When FBI Director Comey gave his tortured explanation why he thought Clinton should not be prosecuted – in the process undermining all her earlier explanations – he opened another chapter.  The public then learned there were thousands of additional emails, which they had been told had not existed.

Now, we have the prospect those emails may be released.  And with them would come a host of questions that Clinton would try to answer without further implicating herself.

Beyond its newsworthy specifics, the book on Clinton’s inability to safely navigate simple emailing threatens her more because of what it says about her than its details.

The public at large has long distrusted the Clintons.  Hillary’s advantage though has been twofold: Bill has usually been the particular target and the episodes’ extreme complexity make them unapproachable to the average person.

The email scandal makes it absurdly easy for the average person to grasp.  This scandal is all Hillary’s and every major point of her explanation of it – to the public and the FBI – has been untrue.
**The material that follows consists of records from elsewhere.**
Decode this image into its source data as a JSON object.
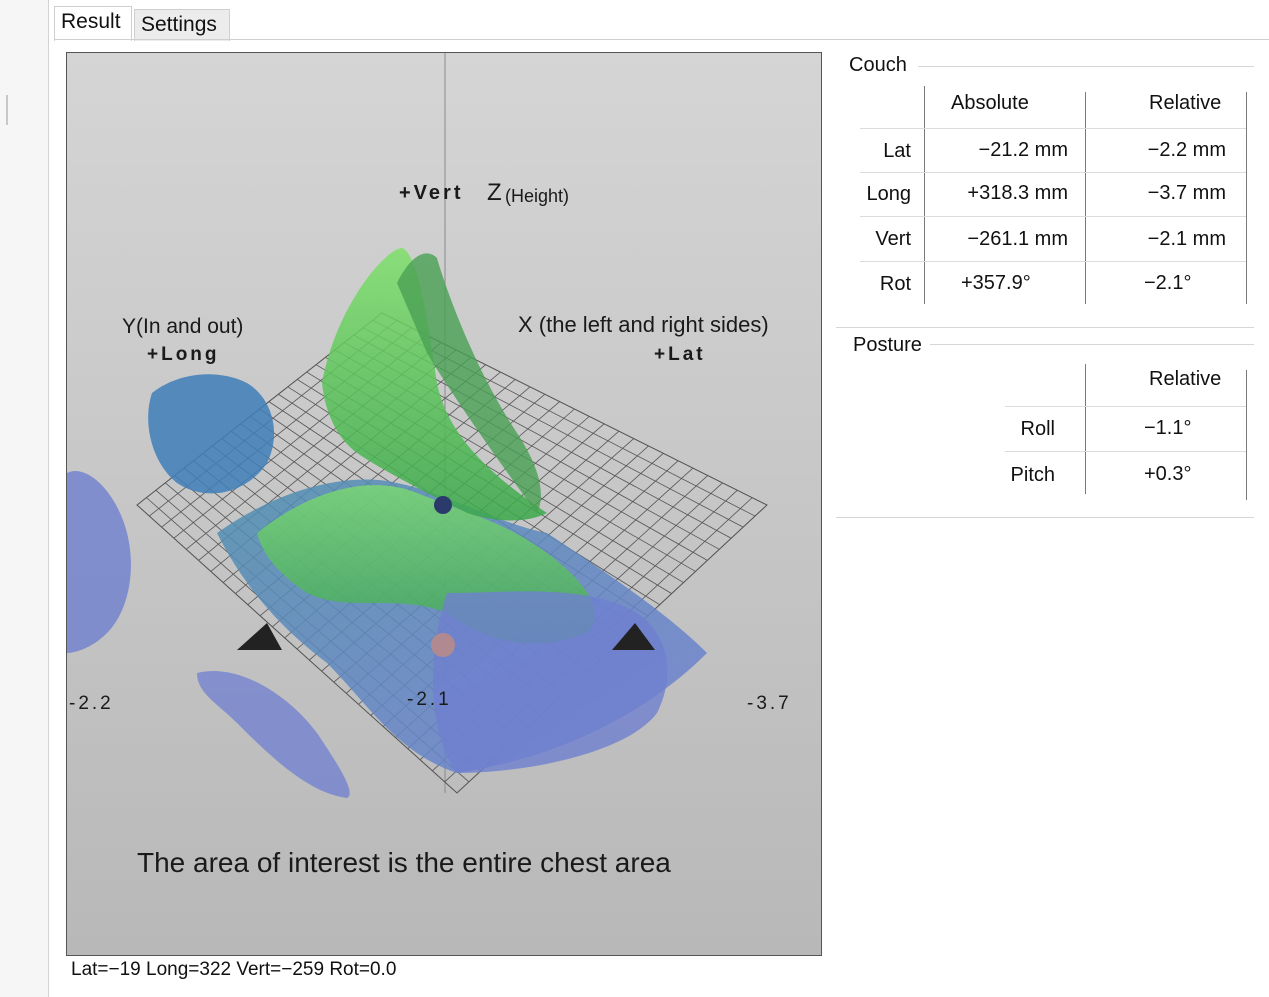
{
  "tabs": [
    {
      "label": "Result"
    },
    {
      "label": "Settings"
    }
  ],
  "viewer": {
    "axis_z_label": "+Vert",
    "axis_z_name": "Z",
    "axis_z_note": "(Height)",
    "axis_y_name": "Y(In and out)",
    "axis_y_label": "+Long",
    "axis_x_name": "X  (the left and right sides)",
    "axis_x_label": "+Lat",
    "value_left": "-2.2",
    "value_center": "-2.1",
    "value_right": "-3.7",
    "caption": "The area of interest is the entire chest area",
    "colors": {
      "surface_green": "#5ed45a",
      "surface_blue": "#6f7fd0",
      "grid": "#555555"
    }
  },
  "status": "Lat=−19 Long=322 Vert=−259 Rot=0.0",
  "couch": {
    "title": "Couch",
    "headers": {
      "absolute": "Absolute",
      "relative": "Relative"
    },
    "rows": [
      {
        "label": "Lat",
        "absolute": "−21.2 mm",
        "relative": "−2.2 mm"
      },
      {
        "label": "Long",
        "absolute": "+318.3 mm",
        "relative": "−3.7 mm"
      },
      {
        "label": "Vert",
        "absolute": "−261.1 mm",
        "relative": "−2.1 mm"
      },
      {
        "label": "Rot",
        "absolute": "+357.9°",
        "relative": "−2.1°"
      }
    ]
  },
  "posture": {
    "title": "Posture",
    "header_relative": "Relative",
    "rows": [
      {
        "label": "Roll",
        "relative": "−1.1°"
      },
      {
        "label": "Pitch",
        "relative": "+0.3°"
      }
    ]
  }
}
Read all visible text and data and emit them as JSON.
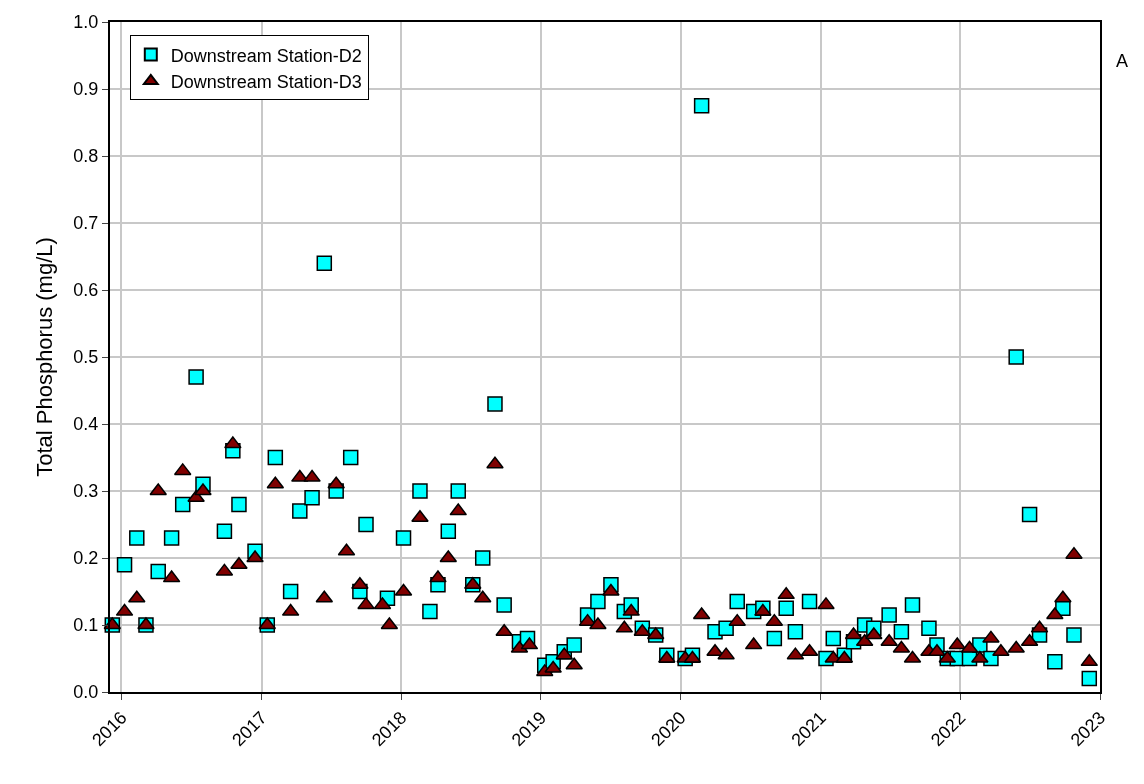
{
  "chart_data": {
    "type": "scatter",
    "ylabel": "Total Phosphorus (mg/L)",
    "annotations": [
      "A"
    ],
    "xlim": [
      "2015-12-02",
      "2023-01-01"
    ],
    "xticks": [
      {
        "value": "2016-01-01",
        "label": "2016"
      },
      {
        "value": "2017-01-01",
        "label": "2017"
      },
      {
        "value": "2018-01-01",
        "label": "2018"
      },
      {
        "value": "2019-01-01",
        "label": "2019"
      },
      {
        "value": "2020-01-01",
        "label": "2020"
      },
      {
        "value": "2021-01-01",
        "label": "2021"
      },
      {
        "value": "2022-01-01",
        "label": "2022"
      },
      {
        "value": "2023-01-01",
        "label": "2023"
      }
    ],
    "ylim": [
      0,
      1
    ],
    "yticks": [
      {
        "value": 0,
        "label": "0.0"
      },
      0.1,
      0.2,
      0.3,
      0.4,
      0.5,
      0.6,
      0.7,
      0.8,
      0.9,
      {
        "value": 1,
        "label": "1.0"
      }
    ],
    "grid": true,
    "legend": "top left",
    "series": [
      {
        "name": "Downstream Station-D2",
        "color": "#00ffff",
        "marker": "square",
        "x": [
          "2015-12-08",
          "2016-01-09",
          "2016-02-10",
          "2016-03-05",
          "2016-04-06",
          "2016-05-11",
          "2016-06-09",
          "2016-07-14",
          "2016-08-01",
          "2016-09-26",
          "2016-10-18",
          "2016-11-03",
          "2016-12-15",
          "2017-01-16",
          "2017-02-06",
          "2017-03-18",
          "2017-04-11",
          "2017-05-13",
          "2017-06-14",
          "2017-07-15",
          "2017-08-22",
          "2017-09-15",
          "2017-10-01",
          "2017-11-26",
          "2018-01-07",
          "2018-02-19",
          "2018-03-17",
          "2018-04-07",
          "2018-05-04",
          "2018-05-30",
          "2018-07-07",
          "2018-08-02",
          "2018-09-03",
          "2018-09-27",
          "2018-11-06",
          "2018-11-27",
          "2019-01-11",
          "2019-02-02",
          "2019-03-03",
          "2019-03-29",
          "2019-05-03",
          "2019-05-30",
          "2019-07-03",
          "2019-08-07",
          "2019-08-25",
          "2019-09-23",
          "2019-10-28",
          "2019-11-26",
          "2020-01-13",
          "2020-02-01",
          "2020-02-25",
          "2020-03-31",
          "2020-04-29",
          "2020-05-28",
          "2020-07-10",
          "2020-08-03",
          "2020-09-02",
          "2020-10-03",
          "2020-10-27",
          "2020-12-03",
          "2021-01-15",
          "2021-02-03",
          "2021-03-04",
          "2021-03-28",
          "2021-04-26",
          "2021-05-20",
          "2021-06-29",
          "2021-07-31",
          "2021-08-29",
          "2021-10-11",
          "2021-11-01",
          "2021-11-28",
          "2021-12-24",
          "2022-01-25",
          "2022-02-21",
          "2022-03-22",
          "2022-05-27",
          "2022-07-01",
          "2022-07-27",
          "2022-09-05",
          "2022-09-26",
          "2022-10-25",
          "2022-12-04"
        ],
        "values": [
          0.1,
          0.19,
          0.23,
          0.1,
          0.18,
          0.23,
          0.28,
          0.47,
          0.31,
          0.24,
          0.36,
          0.28,
          0.21,
          0.1,
          0.35,
          0.15,
          0.27,
          0.29,
          0.64,
          0.3,
          0.35,
          0.15,
          0.25,
          0.14,
          0.23,
          0.3,
          0.12,
          0.16,
          0.24,
          0.3,
          0.16,
          0.2,
          0.43,
          0.13,
          0.075,
          0.08,
          0.04,
          0.045,
          0.06,
          0.07,
          0.115,
          0.135,
          0.16,
          0.12,
          0.13,
          0.095,
          0.085,
          0.055,
          0.05,
          0.055,
          0.875,
          0.09,
          0.095,
          0.135,
          0.12,
          0.125,
          0.08,
          0.125,
          0.09,
          0.135,
          0.05,
          0.08,
          0.055,
          0.075,
          0.1,
          0.095,
          0.115,
          0.09,
          0.13,
          0.095,
          0.07,
          0.05,
          0.05,
          0.05,
          0.07,
          0.05,
          0.5,
          0.265,
          0.085,
          0.045,
          0.125,
          0.085,
          0.02
        ]
      },
      {
        "name": "Downstream Station-D3",
        "color": "#800000",
        "marker": "triangle",
        "x": [
          "2015-12-08",
          "2016-01-09",
          "2016-02-10",
          "2016-03-05",
          "2016-04-06",
          "2016-05-11",
          "2016-06-09",
          "2016-07-14",
          "2016-08-01",
          "2016-09-26",
          "2016-10-18",
          "2016-11-03",
          "2016-12-15",
          "2017-01-16",
          "2017-02-06",
          "2017-03-18",
          "2017-04-11",
          "2017-05-13",
          "2017-06-14",
          "2017-07-15",
          "2017-08-11",
          "2017-09-15",
          "2017-10-01",
          "2017-11-13",
          "2017-12-01",
          "2018-01-07",
          "2018-02-19",
          "2018-04-07",
          "2018-05-04",
          "2018-05-30",
          "2018-07-07",
          "2018-08-02",
          "2018-09-03",
          "2018-09-27",
          "2018-11-06",
          "2018-12-02",
          "2019-01-11",
          "2019-02-02",
          "2019-03-03",
          "2019-03-29",
          "2019-05-03",
          "2019-05-30",
          "2019-07-03",
          "2019-08-07",
          "2019-08-25",
          "2019-09-23",
          "2019-10-28",
          "2019-11-26",
          "2020-01-13",
          "2020-02-01",
          "2020-02-25",
          "2020-03-31",
          "2020-04-29",
          "2020-05-28",
          "2020-07-10",
          "2020-08-03",
          "2020-09-02",
          "2020-10-03",
          "2020-10-27",
          "2020-12-03",
          "2021-01-15",
          "2021-02-03",
          "2021-03-04",
          "2021-03-28",
          "2021-04-26",
          "2021-05-20",
          "2021-06-29",
          "2021-07-31",
          "2021-08-29",
          "2021-10-11",
          "2021-11-01",
          "2021-11-28",
          "2021-12-24",
          "2022-01-25",
          "2022-02-21",
          "2022-03-22",
          "2022-04-17",
          "2022-05-27",
          "2022-07-01",
          "2022-07-27",
          "2022-09-05",
          "2022-09-26",
          "2022-10-25",
          "2022-12-04"
        ],
        "values": [
          0.1,
          0.12,
          0.14,
          0.1,
          0.3,
          0.17,
          0.33,
          0.29,
          0.3,
          0.18,
          0.37,
          0.19,
          0.2,
          0.1,
          0.31,
          0.12,
          0.32,
          0.32,
          0.14,
          0.31,
          0.21,
          0.16,
          0.13,
          0.13,
          0.1,
          0.15,
          0.26,
          0.17,
          0.2,
          0.27,
          0.16,
          0.14,
          0.34,
          0.09,
          0.065,
          0.07,
          0.03,
          0.035,
          0.055,
          0.04,
          0.105,
          0.1,
          0.15,
          0.095,
          0.12,
          0.09,
          0.085,
          0.05,
          0.05,
          0.05,
          0.115,
          0.06,
          0.055,
          0.105,
          0.07,
          0.12,
          0.105,
          0.145,
          0.055,
          0.06,
          0.13,
          0.05,
          0.05,
          0.085,
          0.075,
          0.085,
          0.075,
          0.065,
          0.05,
          0.06,
          0.06,
          0.05,
          0.07,
          0.065,
          0.05,
          0.08,
          0.06,
          0.065,
          0.075,
          0.095,
          0.115,
          0.14,
          0.205,
          0.045
        ]
      }
    ]
  }
}
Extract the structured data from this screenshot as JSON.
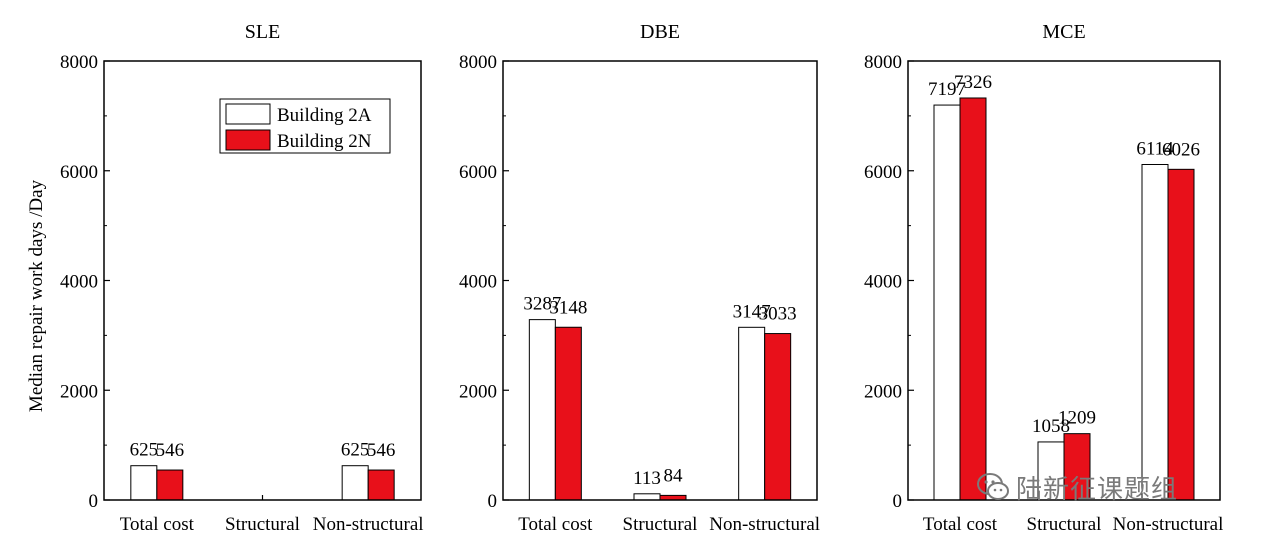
{
  "colors": {
    "building_2a": "#ffffff",
    "building_2n": "#e8101a",
    "stroke": "#000000"
  },
  "y_axis_label": "Median repair work days /Day",
  "legend": {
    "building_2a": "Building 2A",
    "building_2n": "Building 2N"
  },
  "watermark": {
    "text": "陆新征课题组",
    "icon": "wechat-icon"
  },
  "chart_data": [
    {
      "type": "bar",
      "title": "SLE",
      "categories": [
        "Total cost",
        "Structural",
        "Non-structural"
      ],
      "ylim": [
        0,
        8000
      ],
      "yticks": [
        0,
        2000,
        4000,
        6000,
        8000
      ],
      "legend_position": "top-right",
      "series": [
        {
          "name": "Building 2A",
          "values": [
            625,
            0,
            625
          ],
          "labels": [
            "625",
            "",
            "625"
          ]
        },
        {
          "name": "Building 2N",
          "values": [
            546,
            0,
            546
          ],
          "labels": [
            "546",
            "",
            "546"
          ]
        }
      ]
    },
    {
      "type": "bar",
      "title": "DBE",
      "categories": [
        "Total cost",
        "Structural",
        "Non-structural"
      ],
      "ylim": [
        0,
        8000
      ],
      "yticks": [
        0,
        2000,
        4000,
        6000,
        8000
      ],
      "series": [
        {
          "name": "Building 2A",
          "values": [
            3287,
            113,
            3147
          ],
          "labels": [
            "3287",
            "113",
            "3147"
          ]
        },
        {
          "name": "Building 2N",
          "values": [
            3148,
            84,
            3033
          ],
          "labels": [
            "3148",
            "84",
            "3033"
          ]
        }
      ]
    },
    {
      "type": "bar",
      "title": "MCE",
      "categories": [
        "Total cost",
        "Structural",
        "Non-structural"
      ],
      "ylim": [
        0,
        8000
      ],
      "yticks": [
        0,
        2000,
        4000,
        6000,
        8000
      ],
      "series": [
        {
          "name": "Building 2A",
          "values": [
            7197,
            1058,
            6114
          ],
          "labels": [
            "7197",
            "1058",
            "6114"
          ]
        },
        {
          "name": "Building 2N",
          "values": [
            7326,
            1209,
            6026
          ],
          "labels": [
            "7326",
            "1209",
            "6026"
          ]
        }
      ]
    }
  ]
}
To bridge the gulf between a life in political positions and recently accumulated enormous wealth, she has cast herself as part of Middle America.  The email scandal reeks not only of privilege – doing what no one else was allowed to – but entitled privilege: that she somehow deserved her own set of rules.

As part of her Middle America persona, Clinton has emphasized she is both one of them and looking out for them.  Hillary’s email scandal, particularly the latest disclosures, confirms this was all too frequently about selling access for large sums of cash, from those wealthy enough to buy it.  Nothing could be more “Washington Insider” or less American Main Street.

Clinton’s campaign has focused on her experience.  This goes all the way back to 2008’s run against Obama.  However, her email scandal undercuts that assertion.  Either she was somehow uninformed about something everyone else knew, or her experience was insufficient to overcome her proclivity for doing as she pleased.

Finally, Clinton’s campaign focuses on competence: Hillary has been there and proved herself capable.  Her email scandal says the opposite.  It screams incompetence.  At its very core, it was a grossly poor decision of the highest order – so great that no one but Hillary Clinton could have survived its revelation.  Anyone else would never work in government service again – at any level.  If you doubt that, then ask the simple question: Could she be confirmed as Secretary of State again?

The damage from Hillary’s email scandal is hers alone.  It is immediate, understandable, and undercuts personally her candidacy’s principle points.  Whether it is fatal depends on America’s judgment… and how much more of it America will get to judge before the election.

What is clear however is that while it makes her much less like Obama as a candidate, it makes her much more dependent on him.

The ironic gap between the two campaigns when it comes to technology’s role is comical.  The serious gap between the two is personal.  Obama successfully projected an image of hope and change.  Clinton’s email scandal underscores exactly the opposite.

Instead of replicating Obama, Clinton needs him more than ever.  She needs him to lend her some of his residual magic if she is to overcome her email scandal — and more importantly, herself.